Silence. More tears on the table.
“Already what, honey?”
“I betrayed you,” Jackal said. “You would never have abandoned me like that. You didn't. Look at what you did for me; you went to Neill and you came all the way here even after I sent you that message. You fought so hard for me, and I just wiped you out and left you behind. I didn't hold on. And I couldn't tell you because you had come all this way, you told yourself ‘I know she loves me’ and you came. You trusted me to be the same, but I'm not, and I did this terrible thing and I let you go. And I still love you but there's this distance and I don't know if I can heal it. I don't know if I can undo what I did. And I think that makes me bad. I'm bad, Snow. How can you trust me to love you now?”
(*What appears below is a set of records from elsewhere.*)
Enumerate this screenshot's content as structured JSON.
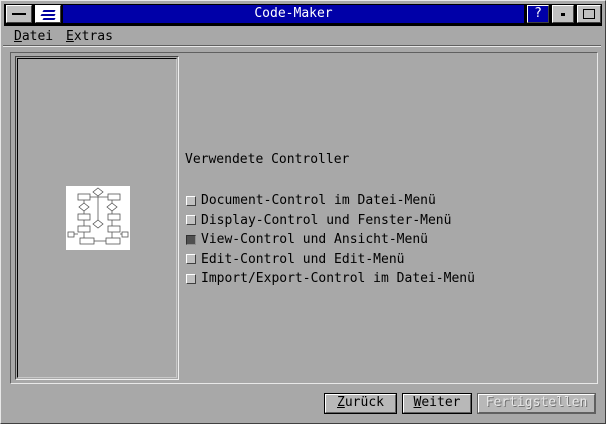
{
  "window": {
    "title": "Code-Maker",
    "help_label": "?"
  },
  "menu": {
    "items": [
      {
        "label": "Datei",
        "mnemonic": "D",
        "rest": "atei"
      },
      {
        "label": "Extras",
        "mnemonic": "E",
        "rest": "xtras"
      }
    ]
  },
  "content": {
    "heading": "Verwendete Controller",
    "controllers": [
      {
        "label": "Document-Control im Datei-Menü",
        "checked": false
      },
      {
        "label": "Display-Control und Fenster-Menü",
        "checked": false
      },
      {
        "label": "View-Control und Ansicht-Menü",
        "checked": true
      },
      {
        "label": "Edit-Control und Edit-Menü",
        "checked": false
      },
      {
        "label": "Import/Export-Control im Datei-Menü",
        "checked": false
      }
    ]
  },
  "buttons": {
    "back": {
      "label": "Zurück",
      "mnemonic": "Z",
      "rest": "urück"
    },
    "next": {
      "label": "Weiter",
      "mnemonic": "W",
      "rest": "eiter"
    },
    "finish": {
      "label": "Fertigstellen",
      "enabled": false
    }
  },
  "colors": {
    "face": "#a8a8a8",
    "title_active": "#0000a8",
    "title_text": "#ffffff",
    "bullet_active": "#505050"
  }
}
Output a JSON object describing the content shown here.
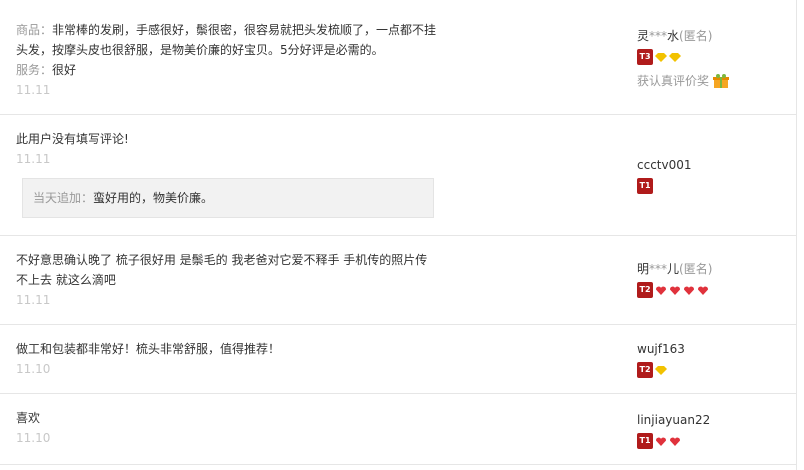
{
  "reviews": [
    {
      "lines": [
        "非常棒的发刷，手感很好，鬃很密，很容易就把头发梳顺了，一点都不挂",
        "头发，按摩头皮也很舒服，是物美价廉的好宝贝。5分好评是必需的。"
      ],
      "product_label": "商品：",
      "service_label": "服务：",
      "service_text": "很好",
      "date": "11.11",
      "user": {
        "name_prefix": "灵",
        "name_mask": "***",
        "name_suffix": "水",
        "anon": "(匿名)",
        "level": "T3",
        "gem_type": "diamond",
        "gem_count": 2,
        "award_text": "获认真评价奖"
      }
    },
    {
      "text": "此用户没有填写评论!",
      "date": "11.11",
      "append_label": "当天追加：",
      "append_text": "蛮好用的，物美价廉。",
      "user": {
        "name": "ccctv001",
        "level": "T1"
      }
    },
    {
      "lines": [
        "不好意思确认晚了 梳子很好用 是鬃毛的 我老爸对它爱不释手 手机传的照片传",
        "不上去 就这么滴吧"
      ],
      "date": "11.11",
      "user": {
        "name_prefix": "明",
        "name_mask": "***",
        "name_suffix": "儿",
        "anon": "(匿名)",
        "level": "T2",
        "gem_type": "heart",
        "gem_count": 4
      }
    },
    {
      "text": "做工和包装都非常好！梳头非常舒服，值得推荐！",
      "date": "11.10",
      "user": {
        "name": "wujf163",
        "level": "T2",
        "gem_type": "diamond",
        "gem_count": 1
      }
    },
    {
      "text": "喜欢",
      "date": "11.10",
      "user": {
        "name": "linjiayuan22",
        "level": "T1",
        "gem_type": "heart",
        "gem_count": 2
      }
    }
  ],
  "colors": {
    "level_badge": "#b01b1b",
    "diamond": "#f2c200",
    "heart": "#e0323c",
    "muted_text": "#999999",
    "date_text": "#c8c8c8"
  }
}
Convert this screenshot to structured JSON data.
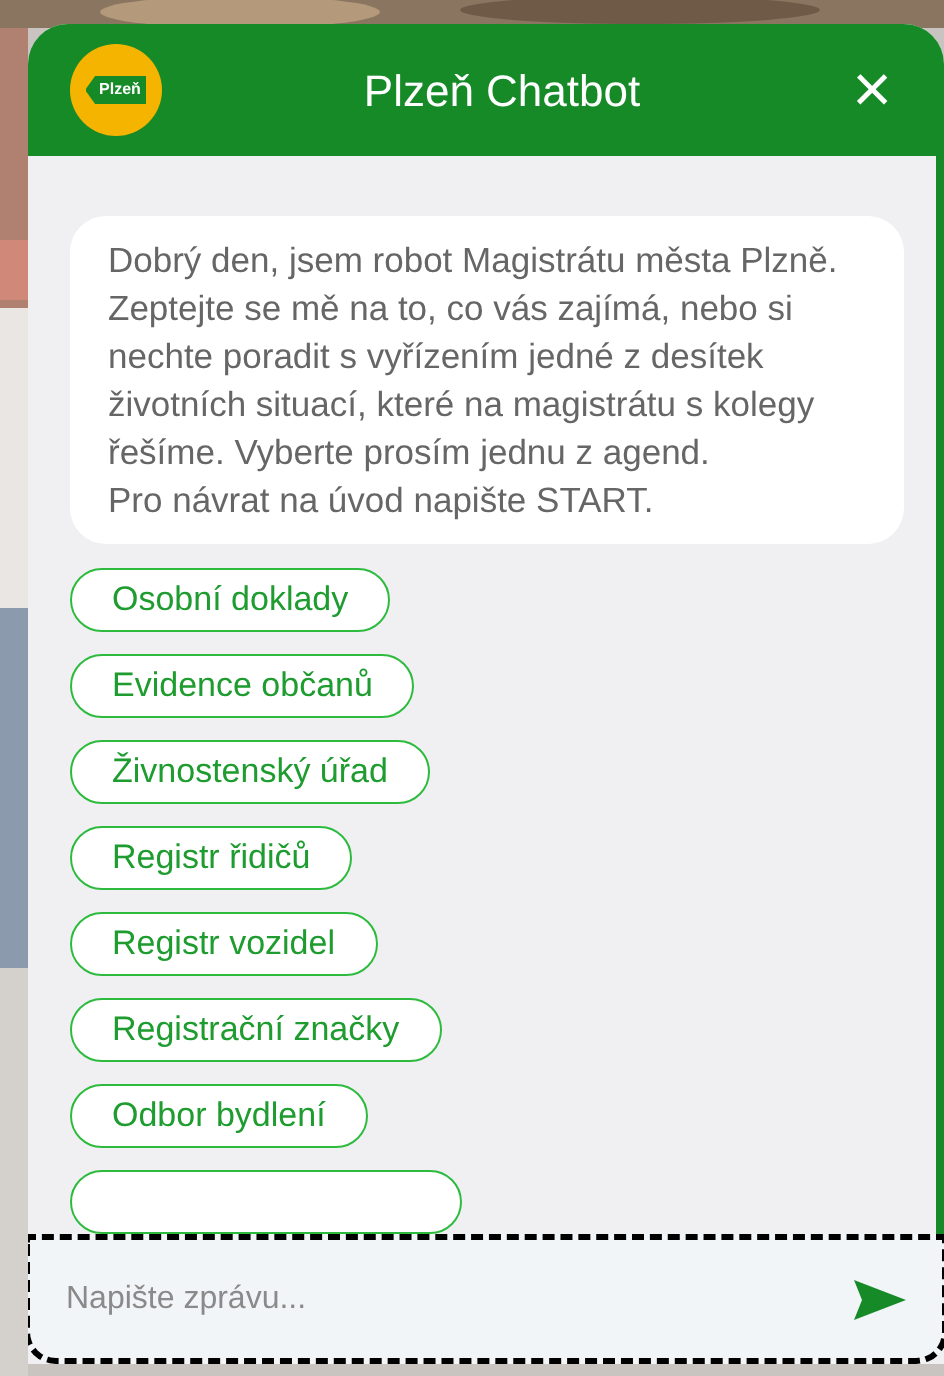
{
  "header": {
    "logo_text": "Plzeň",
    "title": "Plzeň Chatbot",
    "close": "×"
  },
  "message": "Dobrý den, jsem robot Magistrátu města Plzně.\nZeptejte se mě na to, co vás zajímá, nebo si nechte poradit s vyřízením jedné z desítek životních situací, které na magistrátu s kolegy řešíme. Vyberte prosím jednu z agend.\nPro návrat na úvod napište START.",
  "options": [
    {
      "label": "Osobní doklady"
    },
    {
      "label": "Evidence občanů"
    },
    {
      "label": "Živnostenský úřad"
    },
    {
      "label": "Registr řidičů"
    },
    {
      "label": "Registr vozidel"
    },
    {
      "label": "Registrační značky"
    },
    {
      "label": "Odbor bydlení"
    }
  ],
  "covered_option": true,
  "input": {
    "placeholder": "Napište zprávu..."
  }
}
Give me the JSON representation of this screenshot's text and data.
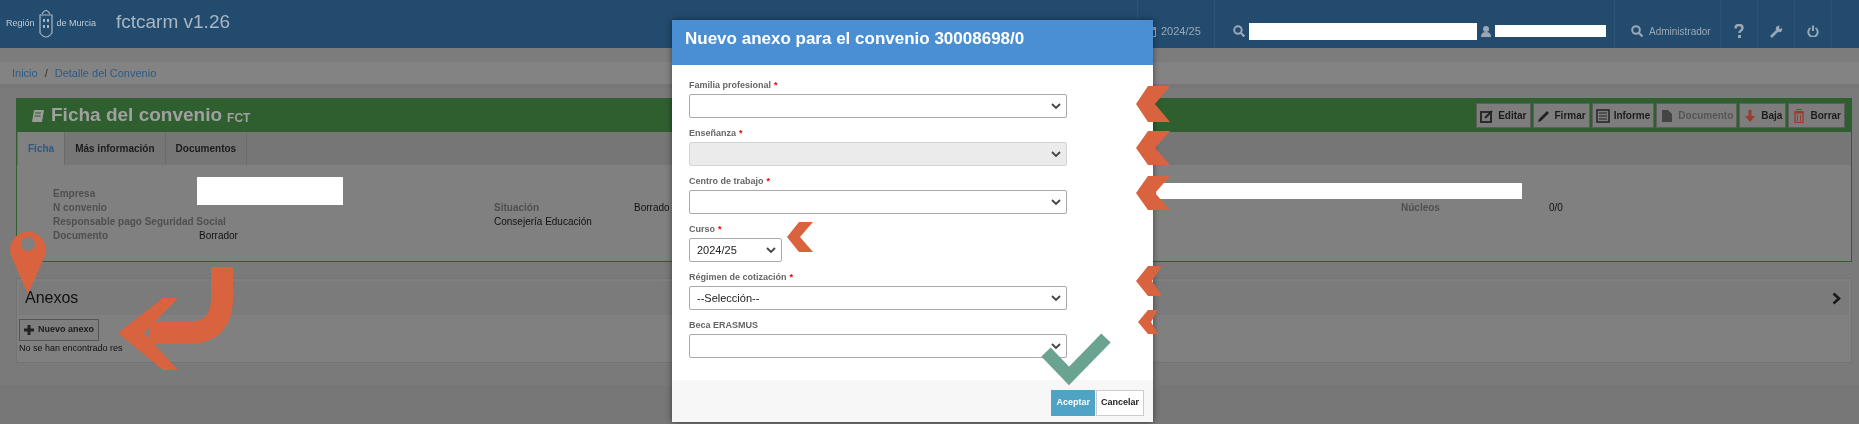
{
  "header": {
    "logo_left": "Región",
    "logo_right": "de Murcia",
    "app_title": "fctcarm v1.26",
    "items": [
      {
        "kind": "course",
        "text": "2024/25"
      },
      {
        "kind": "search",
        "redacted": true
      },
      {
        "kind": "user",
        "redacted": true
      },
      {
        "kind": "role",
        "text": "Administrador"
      },
      {
        "kind": "help"
      },
      {
        "kind": "settings"
      },
      {
        "kind": "power"
      }
    ]
  },
  "breadcrumb": [
    "Inicio",
    "Detalle del Convenio"
  ],
  "breadcrumb_separator": "/",
  "card": {
    "title": "Ficha del convenio",
    "subtitle": "FCT",
    "actions": [
      {
        "kind": "edit",
        "label": "Editar",
        "disabled": false
      },
      {
        "kind": "sign",
        "label": "Firmar",
        "disabled": false
      },
      {
        "kind": "report",
        "label": "Informe",
        "disabled": false
      },
      {
        "kind": "document",
        "label": "Documento",
        "disabled": true
      },
      {
        "kind": "drop",
        "label": "Baja",
        "disabled": false
      },
      {
        "kind": "delete",
        "label": "Borrar",
        "disabled": false
      }
    ],
    "tabs": [
      {
        "label": "Ficha",
        "selected": true
      },
      {
        "label": "Más información",
        "selected": false
      },
      {
        "label": "Documentos",
        "selected": false
      }
    ],
    "rows": [
      {
        "column_1": {
          "kind": "label",
          "text": "Empresa"
        },
        "column_2": {
          "kind": "redacted"
        },
        "column_4": {
          "kind": "redacted"
        }
      },
      {
        "column_1": {
          "kind": "label",
          "text": "N convenio"
        },
        "column_3": {
          "kind": "label",
          "text": "Situación"
        },
        "column_4": {
          "kind": "value",
          "text": "Borrado"
        },
        "column_5": {
          "kind": "label",
          "text": "Núcleos"
        },
        "column_6": {
          "kind": "value",
          "text": "0/0"
        }
      },
      {
        "column_1": {
          "kind": "label",
          "text": "Responsable pago Seguridad Social"
        },
        "column_3": {
          "kind": "value",
          "text": "Consejería Educación"
        }
      },
      {
        "column_1": {
          "kind": "label",
          "text": "Documento"
        },
        "column_2": {
          "kind": "value",
          "text": "Borrador"
        }
      }
    ]
  },
  "anexos": {
    "title": "Anexos",
    "button": "Nuevo anexo",
    "empty_text": "No se han encontrado res"
  },
  "modal": {
    "title": "Nuevo anexo para el convenio 30008698/0",
    "fields": [
      {
        "kind": "select",
        "label": "Familia profesional",
        "required_mark": "*",
        "disabled": false
      },
      {
        "kind": "select",
        "label": "Enseñanza",
        "required_mark": "*",
        "disabled": true
      },
      {
        "kind": "select",
        "label": "Centro de trabajo",
        "required_mark": "*",
        "disabled": false
      },
      {
        "kind": "short_select",
        "label": "Curso",
        "required_mark": "*",
        "value": "2024/25",
        "disabled": false
      },
      {
        "kind": "select",
        "label": "Régimen de cotización",
        "required_mark": "*",
        "value": "--Selección--",
        "disabled": false
      },
      {
        "kind": "select",
        "label": "Beca ERASMUS",
        "disabled": false
      }
    ],
    "buttons": [
      {
        "label": "Aceptar",
        "primary": true
      },
      {
        "label": "Cancelar",
        "primary": false
      }
    ]
  }
}
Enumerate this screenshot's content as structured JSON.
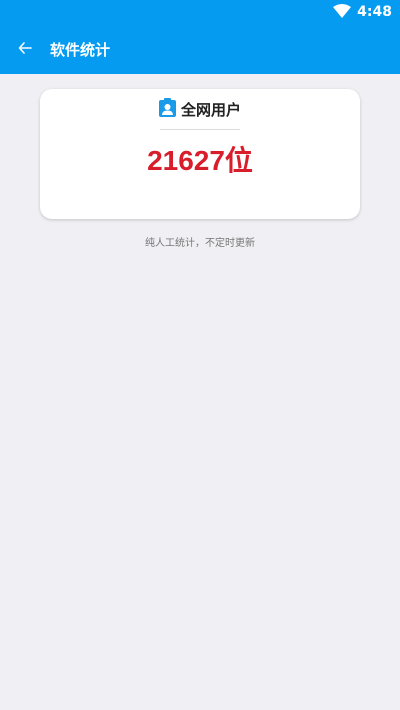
{
  "status_bar": {
    "time": "4:48",
    "icons": [
      "wifi-icon"
    ],
    "background": "#049bf1"
  },
  "app_bar": {
    "title": "软件统计",
    "back_icon": "back-arrow-icon",
    "background": "#049bf1"
  },
  "stats_card": {
    "icon": "user-badge-icon",
    "title": "全网用户",
    "count": "21627位",
    "count_color": "#d81d2b",
    "icon_color": "#1a9be8"
  },
  "footer_note": "纯人工统计，不定时更新"
}
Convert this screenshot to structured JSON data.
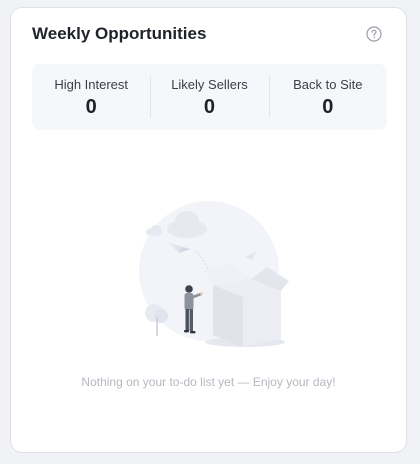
{
  "card": {
    "title": "Weekly Opportunities",
    "help_icon": "question-circle-icon"
  },
  "stats": [
    {
      "label": "High Interest",
      "value": "0"
    },
    {
      "label": "Likely Sellers",
      "value": "0"
    },
    {
      "label": "Back to Site",
      "value": "0"
    }
  ],
  "empty_state": {
    "message": "Nothing on your to-do list yet — Enjoy your day!",
    "illustration": "empty-box-illustration"
  },
  "colors": {
    "title": "#1f2329",
    "stats_background": "#f6f7fb",
    "muted_text": "#b5b8bf",
    "card_border": "#dfe1e6"
  }
}
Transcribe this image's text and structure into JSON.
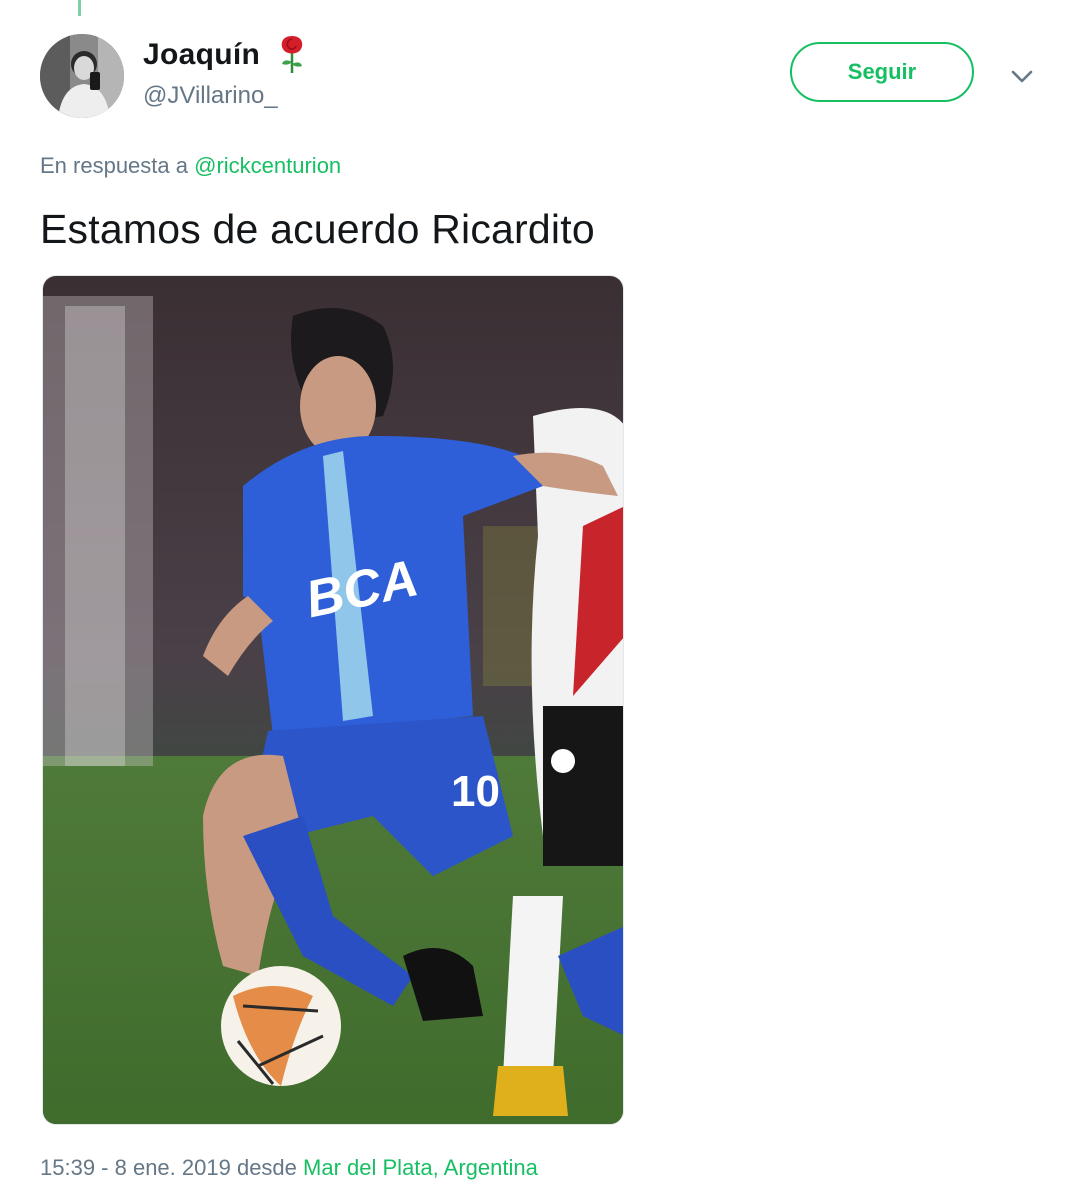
{
  "tweet": {
    "author": {
      "display_name": "Joaquín",
      "handle": "@JVillarino_",
      "name_emoji_icon": "rose-icon",
      "avatar_icon": "profile-photo"
    },
    "follow_label": "Seguir",
    "menu_icon": "chevron-down-icon",
    "reply_prefix": "En respuesta a",
    "reply_mention": "@rickcenturion",
    "text": "Estamos de acuerdo Ricardito",
    "media": {
      "kind": "photo",
      "jersey_text": "BCA",
      "jersey_number": "10"
    },
    "timestamp": "15:39 - 8 ene. 2019",
    "source_prefix": "desde",
    "location": "Mar del Plata, Argentina"
  },
  "colors": {
    "accent": "#17bf63",
    "secondary_text": "#657786",
    "primary_text": "#14171a"
  }
}
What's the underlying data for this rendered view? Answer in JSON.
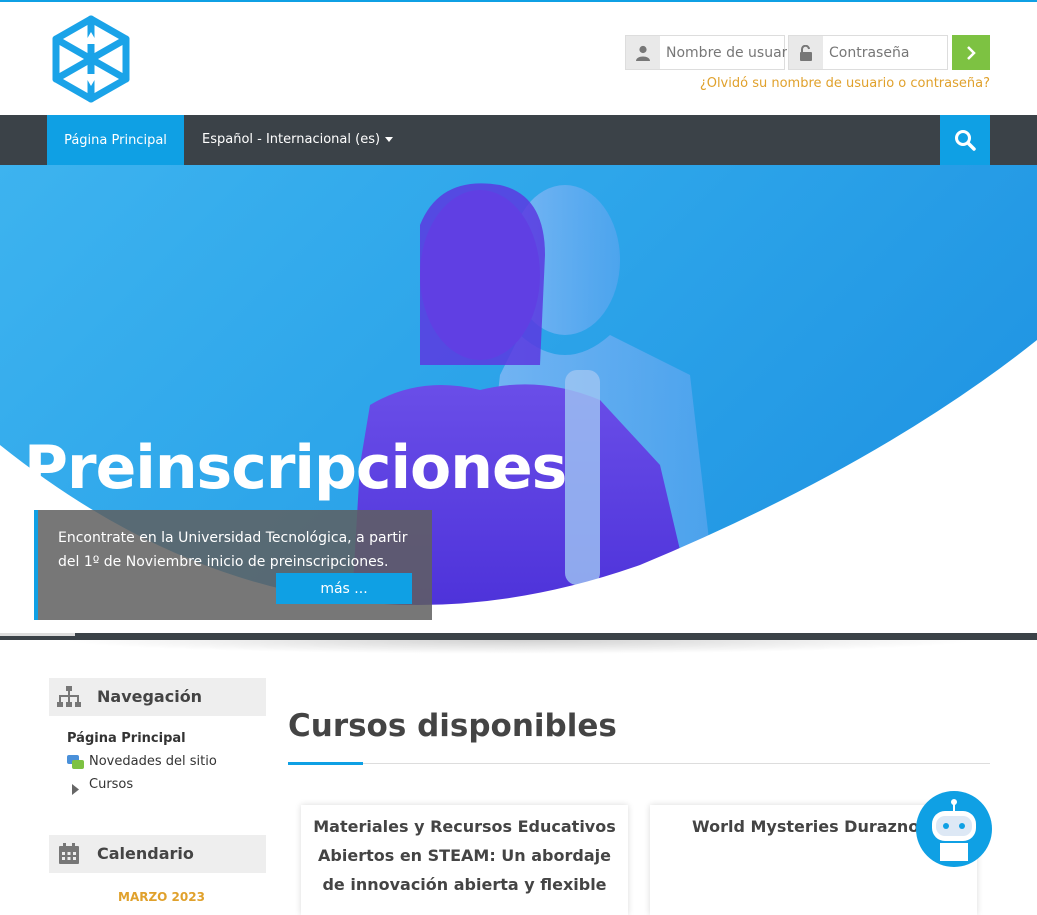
{
  "login": {
    "username_placeholder": "Nombre de usuar",
    "password_placeholder": "Contraseña",
    "forgot_link": "¿Olvidó su nombre de usuario o contraseña?"
  },
  "navbar": {
    "home": "Página Principal",
    "language": "Español - Internacional (es)"
  },
  "hero": {
    "title": "Preinscripciones",
    "text": "Encontrate en la Universidad Tecnológica, a partir del 1º de Noviembre inicio de preinscripciones.",
    "button": "más ..."
  },
  "sidebar": {
    "navigation": {
      "title": "Navegación",
      "home": "Página Principal",
      "news": "Novedades del sitio",
      "courses": "Cursos"
    },
    "calendar": {
      "title": "Calendario",
      "month": "MARZO 2023"
    }
  },
  "main": {
    "title": "Cursos disponibles",
    "cards": [
      {
        "title": "Materiales y Recursos Educativos Abiertos en STEAM: Un abordaje de innovación abierta y flexible"
      },
      {
        "title": "World Mysteries Durazno 20"
      }
    ]
  },
  "colors": {
    "accent": "#0fa0e4",
    "navbar": "#3b4248",
    "login_button": "#7dc242",
    "link_orange": "#e0a12c"
  }
}
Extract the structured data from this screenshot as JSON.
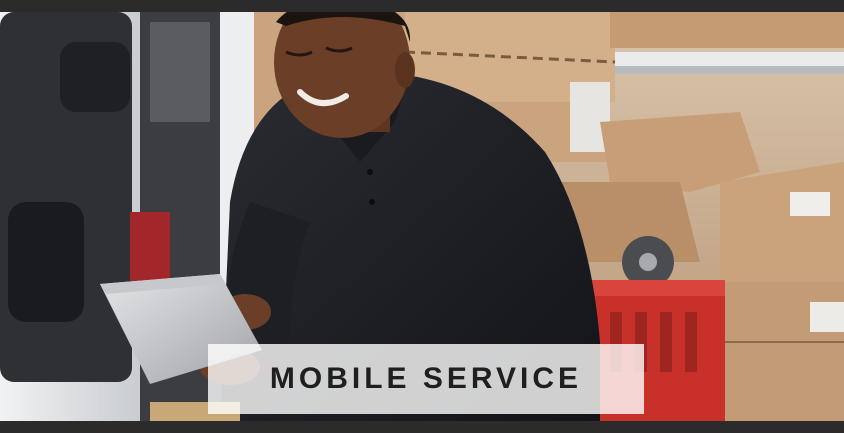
{
  "banner": {
    "caption": "MOBILE SERVICE"
  },
  "photo": {
    "subject": "delivery-person-with-tablet",
    "colors": {
      "frame_background": "#2b2b2b",
      "shirt": "#1c1d21",
      "skin": "#6b3f27",
      "cardboard": "#b88c64",
      "crate": "#c8302a",
      "van_door": "#e8eaec",
      "caption_overlay": "#ffffff"
    }
  }
}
Snow was crying too. “You aren't bad,” she said. She shoved the wine bottle and the glasses aside so she could reach for Jackal's hands and hold them while she said, “You listen to me, Jackal Segura. You are not bad.” Jackal tried to pull her hands away, but Snow held tight. “Listen to me, damn it! I will always want you to survive. You do whatever you have to do. You hear me? Whatever it takes. If it means you have to drop half of Ko off the cliffs, then you do it. You were brave enough and strong enough to survive your own fear. That's an amazing thing. Look at what happened to Estar, and then look at you. You did fine.”
“But what I did to you—”
“Oh, bullshit. I wasn't there. You didn't do anything to me. But that doesn't mean you have to keep doing it. You're not alone now, and you don't have to kill me to save yourself.”
Snow let go of Jackal's hands and repositioned the bottle and glasses carefully, precisely.